Naar Victor Hugo's Feuilles d'Automne, XXXII.
Pour les Pauvres.
Wie den arme geeft, leent den Heere.
Gelukkigen der aard! die 's winters in uw zalen,
Op 't bal, een stroom van licht ziet van uw kroonen dalen,
En in den schoot der pracht uit weeldes beker drinkt,
Als, dartlende in den rei met vogelvlugge voeten,
Ge in spiegels, zonder tal, uw beeldtnis moogt ontmoeten,
De vreugde u op 't gelaat der gasten tegenblinkt;
Voor wie de stem des tijds haar raauwheid heeft verloren,
Daar gij der uren vlugt in lieflijk spel moogt hooren,
Denkt ge ooit, hoe dan misschien, aan 't wreed gebrek ten prooi,
Een arme, op straat, bij nacht, terwijl de stormen razen,
Uw schimmen dansen ziet op uw verlichte glazen?
Benijdende oogen slaat op uwen weidschen tooi?
Denkt gij dan: Hij staat daar! trots sneeuw-en hagelvlagen,
Die vader zonder werk, wien honger brood doet vragen?
Hij mompelt: Hoe verschilt des rijken lot bij 't mijn!
Hij ziet zijn vriendenstoet op 't woelig feest vergaderd,
Zijn kroost speelt om hem heen, en grimlacht, als hij nadert,
Wat zoude er brood voor 't mijn, slechts in hun speelgoed zijn!
| |
| |
En d' arme vergelijkt, uw feest, in zijn gedachten,
Den haard waar nimmer vlam de koude kwam verzachten;
Zijn bleek en hongrig kroost, hun moeder naauw gekleed,
En 't oude grootjen, op een handvol stroo gelegen,
Dat, grijs en stram, den dood houdt voor den hoogsten zegen,
Dat, zoo men koud moet zijn, voor 't graf reeds is gereed.
Want God beschikte aldus ons lot van uit den hoogen!
De eenen schouder kromt, door 't wigt des leeds gebogen,
Slechts enklen zijn ten feest genoodigd, als gij zijt;
Niet allen zijn er nog op zacht fluweel gezeten,
Een wet, die wij omlaag vaak onregtvaardig heeten,
Roept d' eenen toe: geniet! en de anderen: benijdt!
O 't is een gruwzame, onverbidd'lijke gedachte!
Die 's armen borst verscheurt! zijn lange en bitt're klagte. -
Gelukkigen der aard', wie weelde in sluimring sust!

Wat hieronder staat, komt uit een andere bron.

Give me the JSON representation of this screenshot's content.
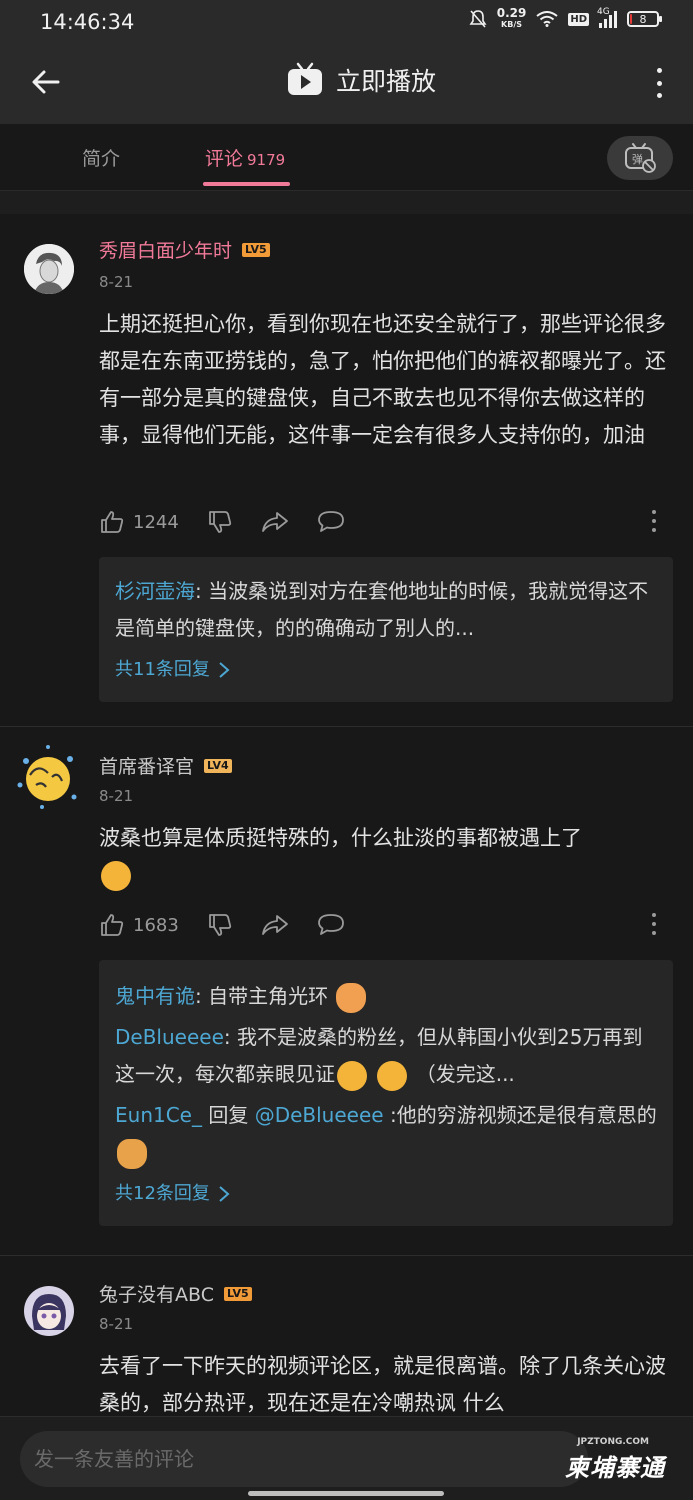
{
  "status_bar": {
    "time": "14:46:34",
    "net_speed": "0.29",
    "net_unit": "KB/S",
    "hd": "HD",
    "signal": "4G",
    "battery": "8",
    "battery_level": 0.08
  },
  "header": {
    "title": "立即播放"
  },
  "tabs": [
    {
      "label": "简介",
      "count": ""
    },
    {
      "label": "评论",
      "count": "9179"
    }
  ],
  "colors": {
    "accent": "#f17a99",
    "link": "#4da7d3",
    "background": "#181818"
  },
  "comments": [
    {
      "user": "秀眉白面少年时",
      "level": "LV5",
      "date": "8-21",
      "text": "上期还挺担心你，看到你现在也还安全就行了，那些评论很多都是在东南亚捞钱的，急了，怕你把他们的裤衩都曝光了。还有一部分是真的键盘侠，自己不敢去也见不得你去做这样的事，显得他们无能，这件事一定会有很多人支持你的，加油",
      "likes": "1244",
      "replies": [
        {
          "who": "杉河壶海",
          "sep": ": ",
          "text": "当波桑说到对方在套他地址的时候，我就觉得这不是简单的键盘侠，的的确确动了别人的..."
        }
      ],
      "more_replies": "共11条回复"
    },
    {
      "user": "首席番译官",
      "level": "LV4",
      "date": "8-21",
      "text": "波桑也算是体质挺特殊的，什么扯淡的事都被遇上了",
      "likes": "1683",
      "replies": [
        {
          "who": "鬼中有诡",
          "sep": ": ",
          "text": "自带主角光环"
        },
        {
          "who": "DeBlueeee",
          "sep": ": ",
          "text": "我不是波桑的粉丝，但从韩国小伙到25万再到这一次，每次都亲眼见证",
          "tail": "（发完这..."
        },
        {
          "who": "Eun1Ce_",
          "mid": " 回复 ",
          "target": "@DeBlueeee",
          "text": " :他的穷游视频还是很有意思的"
        }
      ],
      "more_replies": "共12条回复"
    },
    {
      "user": "兔子没有ABC",
      "level": "LV5",
      "date": "8-21",
      "text": "去看了一下昨天的视频评论区，就是很离谱。除了几条关心波桑的，部分热评，现在还是在冷嘲热讽 什么"
    }
  ],
  "input": {
    "placeholder": "发一条友善的评论"
  },
  "watermark": {
    "brand": "柬埔寨通",
    "url": "JPZTONG.COM"
  },
  "icons": [
    "bell-mute-icon",
    "wifi-icon",
    "signal-icon",
    "battery-icon",
    "back-arrow-icon",
    "tv-play-icon",
    "more-vertical-icon",
    "danmaku-off-icon",
    "thumb-up-icon",
    "thumb-down-icon",
    "share-icon",
    "reply-icon",
    "chevron-right-icon",
    "emoji-sticker-icon"
  ]
}
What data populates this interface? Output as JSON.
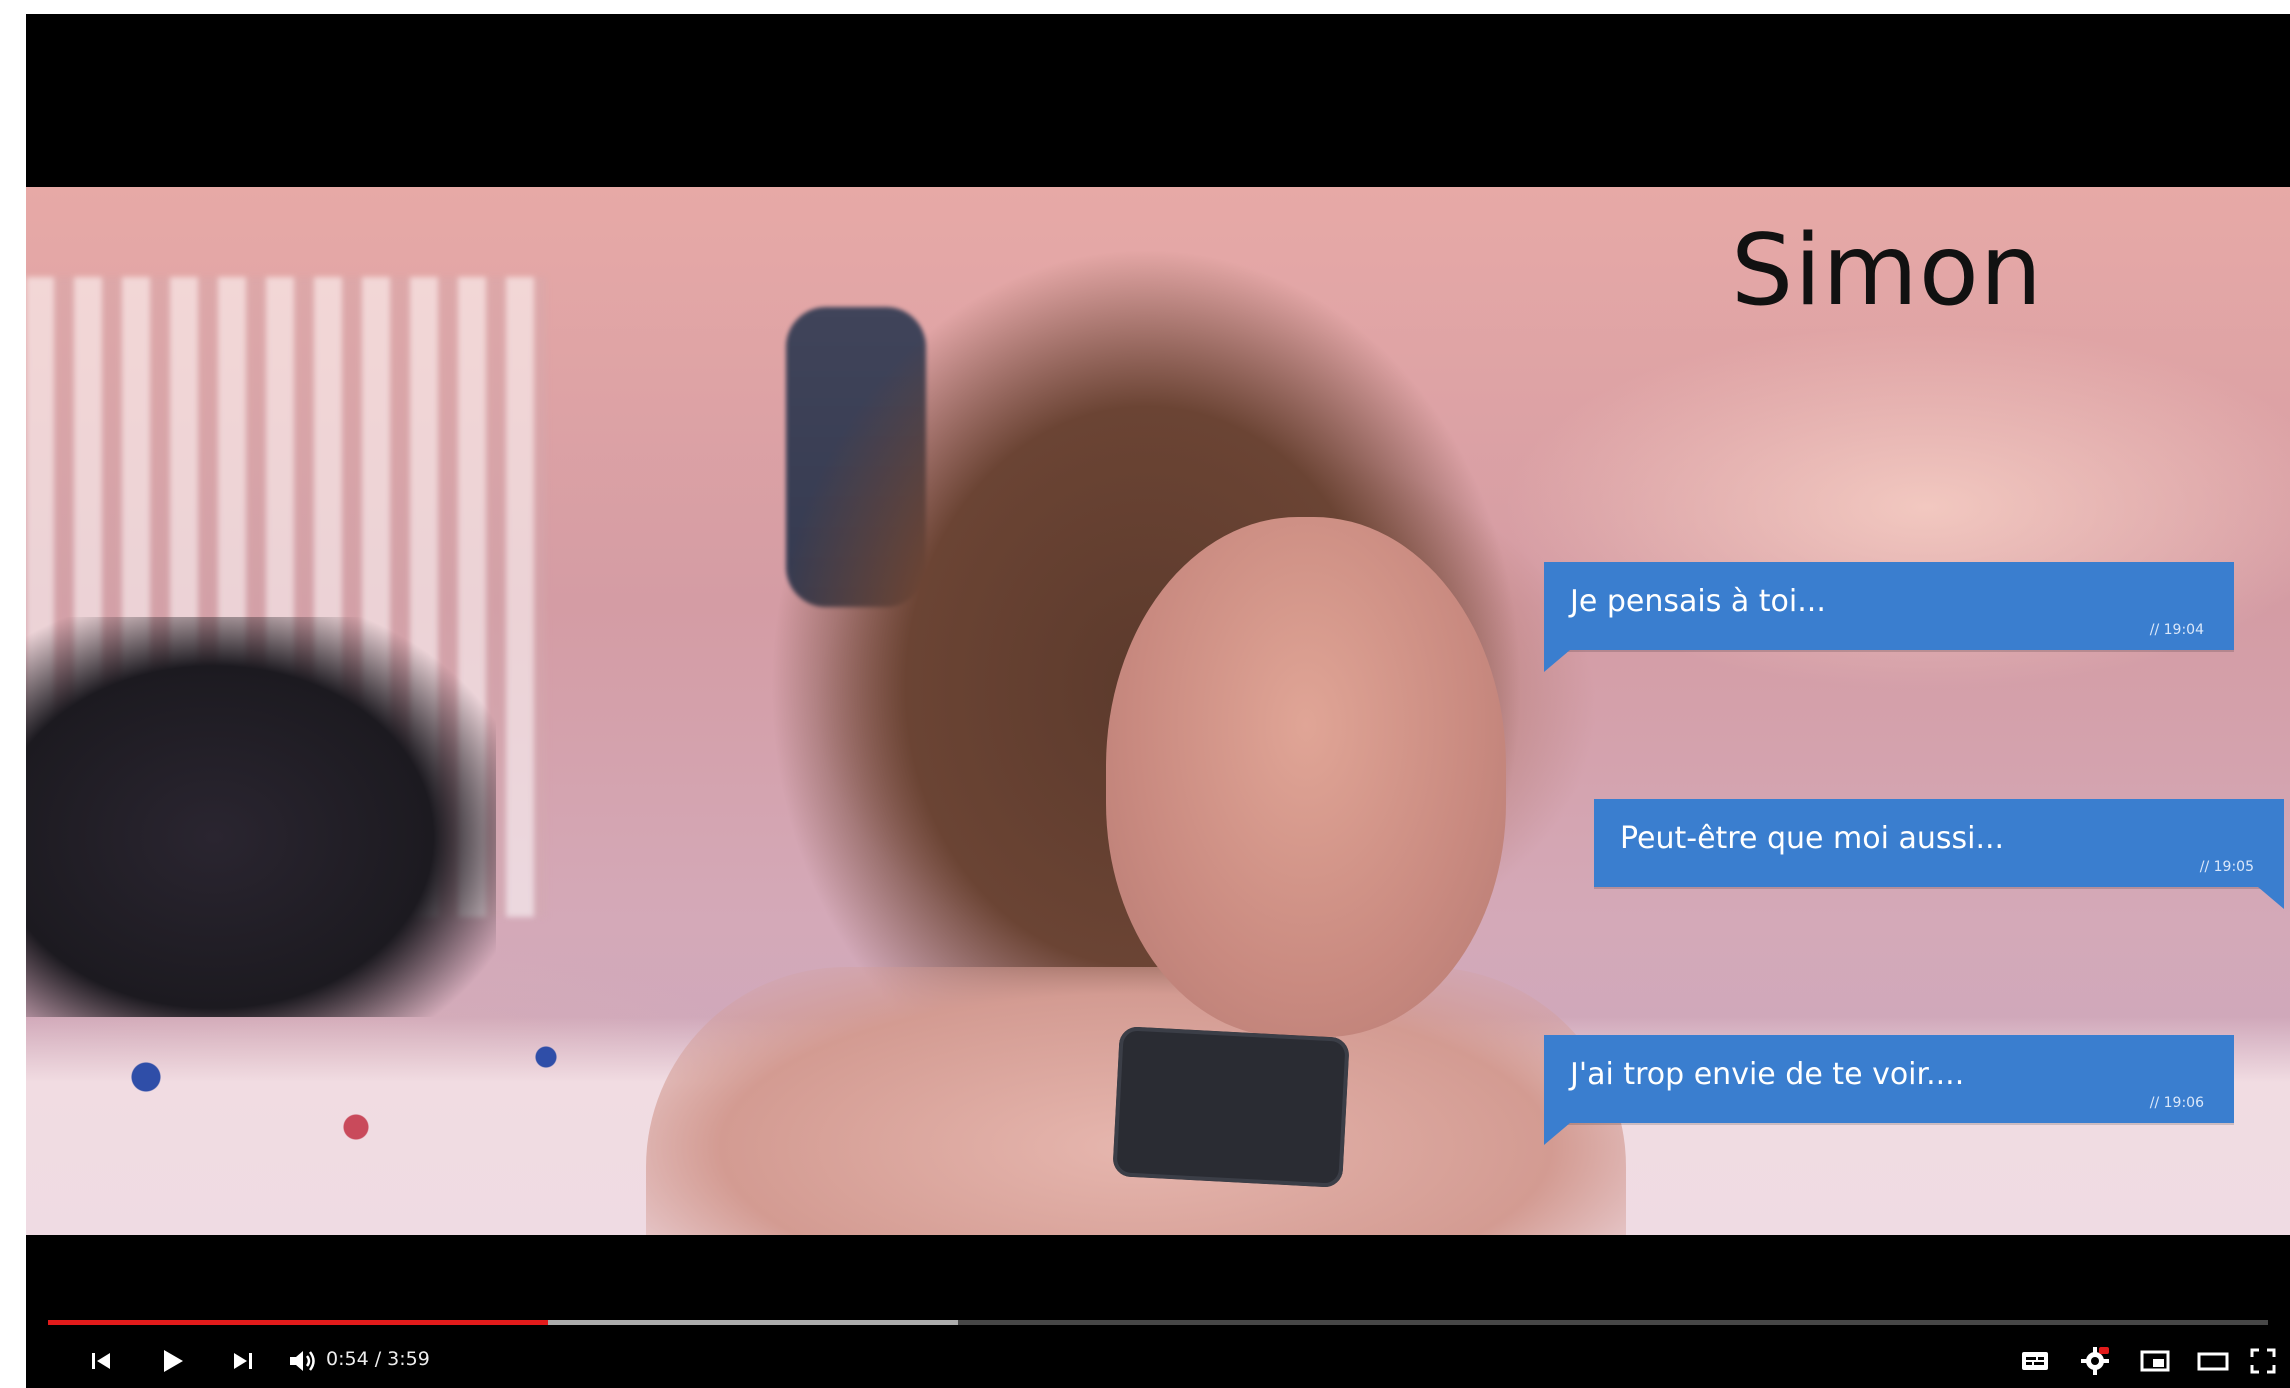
{
  "video": {
    "overlay_title": "Simon",
    "messages": [
      {
        "text": "Je pensais à toi...",
        "time": "// 19:04"
      },
      {
        "text": "Peut-être que moi aussi...",
        "time": "// 19:05"
      },
      {
        "text": "J'ai trop envie de te voir....",
        "time": "// 19:06"
      }
    ],
    "bubble_color": "#3a7ecf"
  },
  "player": {
    "current_time": "0:54",
    "duration": "3:59",
    "time_display": "0:54 / 3:59",
    "progress_played": 0.225,
    "progress_buffered": 0.41,
    "played_color": "#e21b1b",
    "icons": {
      "left": [
        "previous-icon",
        "play-icon",
        "next-icon",
        "volume-icon"
      ],
      "right": [
        "subtitles-icon",
        "settings-icon",
        "miniplayer-icon",
        "theater-icon",
        "fullscreen-icon"
      ]
    }
  }
}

Dat hij dien overvloed, die in zijn oogen schittert,
Niet uit uw handen rukk' door 't wreed gebrek verbitterd,
Dat het de liefde doe, der goeden hoogste lust!

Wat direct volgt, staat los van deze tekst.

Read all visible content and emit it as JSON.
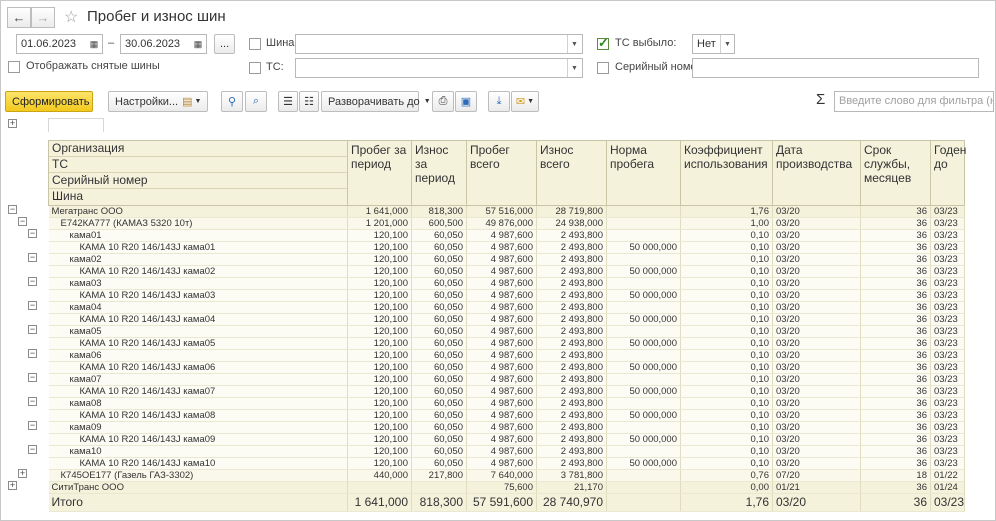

De liefde, d' afgod onzer armen! al hun weelde!
De moeder van wie 't lot stiefmoederlijk bedeelde,
Die schraagt en opbeurt, wie men wegduwt met den voet,
Die waar de nood het eischt, zich zelv' ten offer gevend',
Des Heilands woord herhaalt, zijn schoonste les belevend'
En met Hem zegt: Eet; - Drinkt! - mijn vleesch is 't en mijn bloed!

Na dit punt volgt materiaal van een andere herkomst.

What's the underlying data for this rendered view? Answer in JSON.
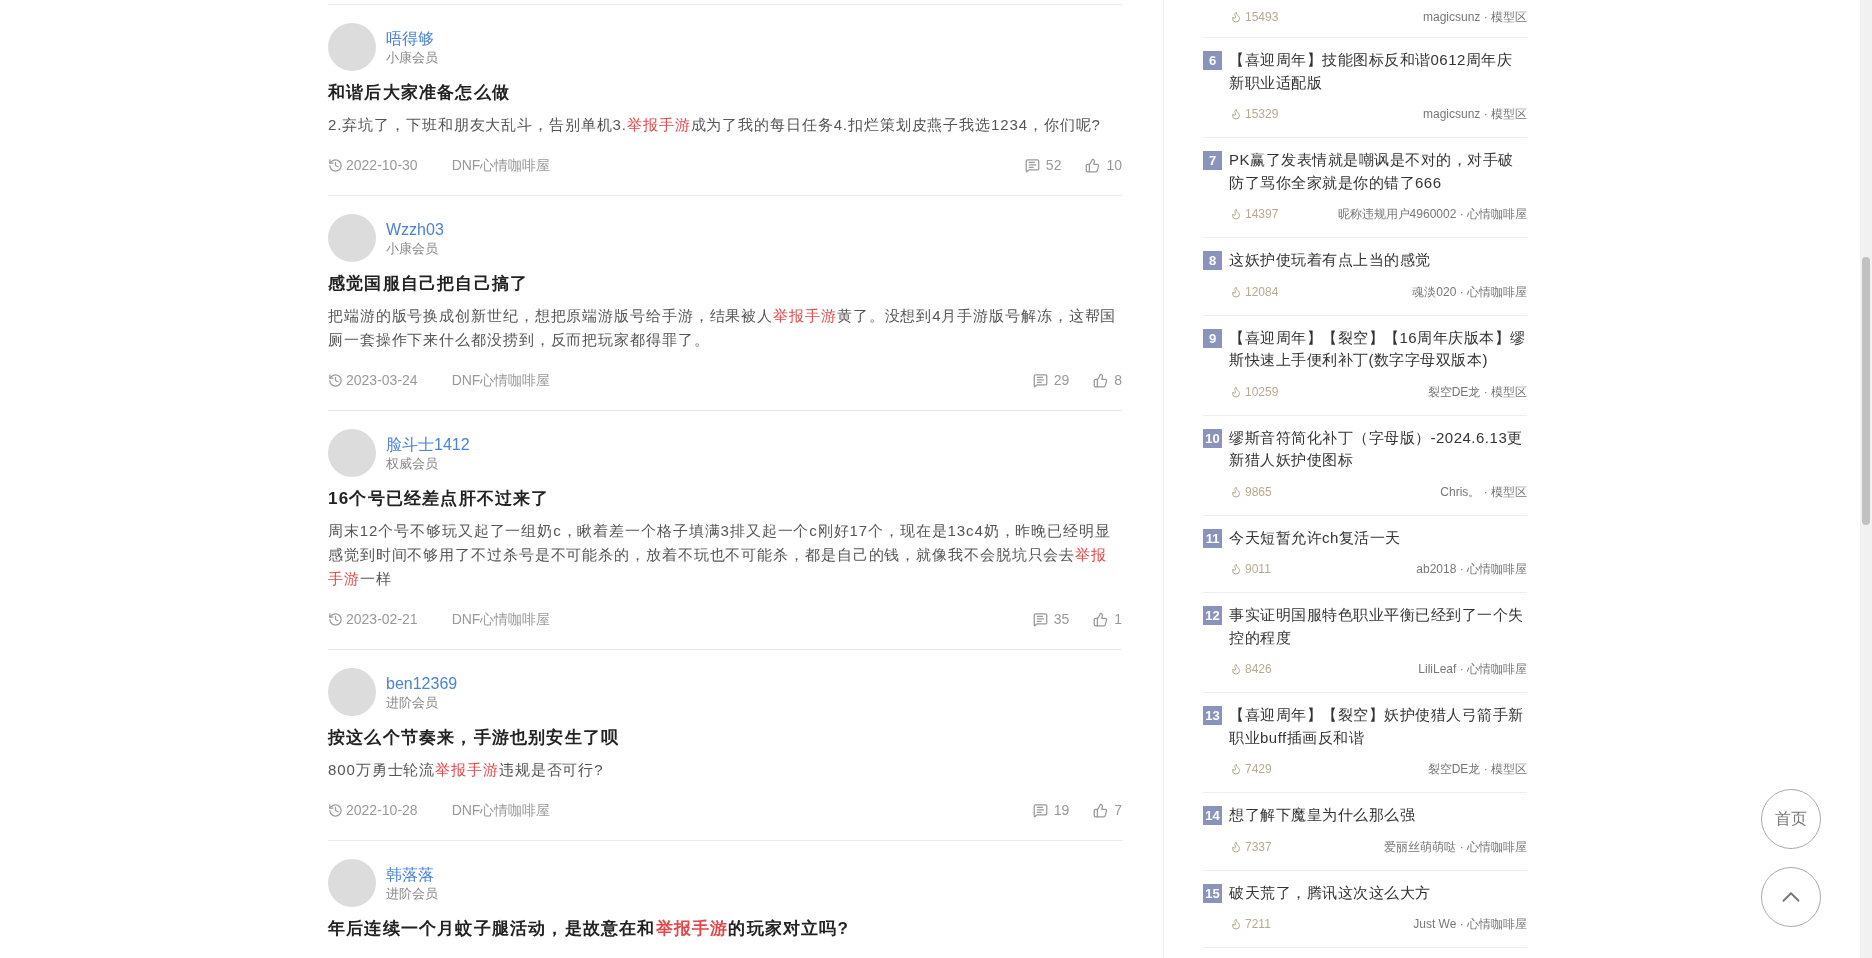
{
  "posts": [
    {
      "author": "唔得够",
      "tier": "小康会员",
      "title": [
        {
          "text": "和谐后大家准备怎么做",
          "highlight": false
        }
      ],
      "excerpt": [
        {
          "text": "2.弃坑了，下班和朋友大乱斗，告别单机3.",
          "highlight": false
        },
        {
          "text": "举报手游",
          "highlight": true
        },
        {
          "text": "成为了我的每日任务4.扣烂策划皮燕子我选1234，你们呢?",
          "highlight": false
        }
      ],
      "date": "2022-10-30",
      "forum": "DNF心情咖啡屋",
      "comments": "52",
      "likes": "10"
    },
    {
      "author": "Wzzh03",
      "tier": "小康会员",
      "title": [
        {
          "text": "感觉国服自己把自己搞了",
          "highlight": false
        }
      ],
      "excerpt": [
        {
          "text": "把端游的版号换成创新世纪，想把原端游版号给手游，结果被人",
          "highlight": false
        },
        {
          "text": "举报手游",
          "highlight": true
        },
        {
          "text": "黄了。没想到4月手游版号解冻，这帮国厕一套操作下来什么都没捞到，反而把玩家都得罪了。",
          "highlight": false
        }
      ],
      "date": "2023-03-24",
      "forum": "DNF心情咖啡屋",
      "comments": "29",
      "likes": "8"
    },
    {
      "author": "脸斗士1412",
      "tier": "权威会员",
      "title": [
        {
          "text": "16个号已经差点肝不过来了",
          "highlight": false
        }
      ],
      "excerpt": [
        {
          "text": "周末12个号不够玩又起了一组奶c，瞅着差一个格子填满3排又起一个c刚好17个，现在是13c4奶，昨晚已经明显感觉到时间不够用了不过杀号是不可能杀的，放着不玩也不可能杀，都是自己的钱，就像我不会脱坑只会去",
          "highlight": false
        },
        {
          "text": "举报手游",
          "highlight": true
        },
        {
          "text": "一样",
          "highlight": false
        }
      ],
      "date": "2023-02-21",
      "forum": "DNF心情咖啡屋",
      "comments": "35",
      "likes": "1"
    },
    {
      "author": "ben12369",
      "tier": "进阶会员",
      "title": [
        {
          "text": "按这么个节奏来，手游也别安生了呗",
          "highlight": false
        }
      ],
      "excerpt": [
        {
          "text": "800万勇士轮流",
          "highlight": false
        },
        {
          "text": "举报手游",
          "highlight": true
        },
        {
          "text": "违规是否可行?",
          "highlight": false
        }
      ],
      "date": "2022-10-28",
      "forum": "DNF心情咖啡屋",
      "comments": "19",
      "likes": "7"
    },
    {
      "author": "韩落落",
      "tier": "进阶会员",
      "title": [
        {
          "text": "年后连续一个月蚊子腿活动，是故意在和",
          "highlight": false
        },
        {
          "text": "举报手游",
          "highlight": true
        },
        {
          "text": "的玩家对立吗?",
          "highlight": false
        }
      ]
    }
  ],
  "ranking": {
    "top_meta": {
      "views": "15493",
      "source": "magicsunz · 模型区"
    },
    "items": [
      {
        "rank": "6",
        "title": "【喜迎周年】技能图标反和谐0612周年庆新职业适配版",
        "views": "15329",
        "source": "magicsunz · 模型区"
      },
      {
        "rank": "7",
        "title": "PK赢了发表情就是嘲讽是不对的，对手破防了骂你全家就是你的错了666",
        "views": "14397",
        "source": "昵称违规用户4960002 · 心情咖啡屋"
      },
      {
        "rank": "8",
        "title": "这妖护使玩着有点上当的感觉",
        "views": "12084",
        "source": "魂淡020 · 心情咖啡屋"
      },
      {
        "rank": "9",
        "title": "【喜迎周年】【裂空】【16周年庆版本】缪斯快速上手便利补丁(数字字母双版本)",
        "views": "10259",
        "source": "裂空DE龙 · 模型区"
      },
      {
        "rank": "10",
        "title": "缪斯音符简化补丁（字母版）-2024.6.13更新猎人妖护使图标",
        "views": "9865",
        "source": "Chris。 · 模型区"
      },
      {
        "rank": "11",
        "title": "今天短暂允许ch复活一天",
        "views": "9011",
        "source": "ab2018 · 心情咖啡屋"
      },
      {
        "rank": "12",
        "title": "事实证明国服特色职业平衡已经到了一个失控的程度",
        "views": "8426",
        "source": "LiliLeaf · 心情咖啡屋"
      },
      {
        "rank": "13",
        "title": "【喜迎周年】【裂空】妖护使猎人弓箭手新职业buff插画反和谐",
        "views": "7429",
        "source": "裂空DE龙 · 模型区"
      },
      {
        "rank": "14",
        "title": "想了解下魔皇为什么那么强",
        "views": "7337",
        "source": "爱丽丝萌萌哒 · 心情咖啡屋"
      },
      {
        "rank": "15",
        "title": "破天荒了，腾讯这次这么大方",
        "views": "7211",
        "source": "Just We · 心情咖啡屋"
      }
    ]
  },
  "floating": {
    "home_label": "首页"
  }
}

Dat zij, o Rijken! zij, goud, speelgoed en juweelen
Waarmede uw gâ zich tooit, waarmede uw kind'ren spelen,
| |
| |
Dat zij, lint, paarlen, kant - wier glans dra zal vergaan -
Tot Toeding van den arme, op dat ge Gods genade
Moogt hopen voor uw ziel; dat zij ze uw kroost en gade
Van hoofd en boezem rukk', die willig af doe staan.
Geeft, Rijken! d' aalmoes is een zuster der gebeden!
Wanneer, bij wintertijd, een grijze stram van leden
Vergeefs tot u zich wendt, gebogen op zijn staf;
Als d' arme kleenen, rood van koude, voor uw voeten,
Van 't overdadig maal de kruimels zaam'len moeten,
Dan wendt zich 't aangezigt des Heeren van u af!
o Geeft! opdat uw huis, uw nagedacht'nis leve;
De Heer uw zoon en sterkte, uw docht'ren schoonheid geve;
Uw boomgaard meerder ooft, uw wijngaard zoeter wijn,
Uw akker rijper graan in volle schuren brenge;
Uw sluim'ring rustig zij, en opdat God gehenge
Dat u, in uwen droom, een eng'lenstoet verschijn!
Opdat de booze zelf voor uwen naam zich buige;
Geen arme, van uw vreugd droefzwijgende getuige,
Een blik, vol somb'ren nijd, op uw paleizen sla;
't Misdeelde kind u bij zijn moeder moge prijzen,
En met den dart'len zang, dien ge uit uw zaal doet rijzen,
Een zeeg'ning uit de hut voor u ten hemel ga!
Geeft! geeft! opdat in 't uur, waarin u, d' aard' verlaten,
Geen rijkdom van omlaag, slechts 't weldoen u zal baten,
De Heiland u vergeev', Hij, die uit liefde stierf:
Opdat, als gij verscheidt, bezwaard door schuld en zonde,
Een bedelaar bij God uw menschlijkheid verkonde,
En 't heil ten deel u vall', dat hij alreeds verwierf!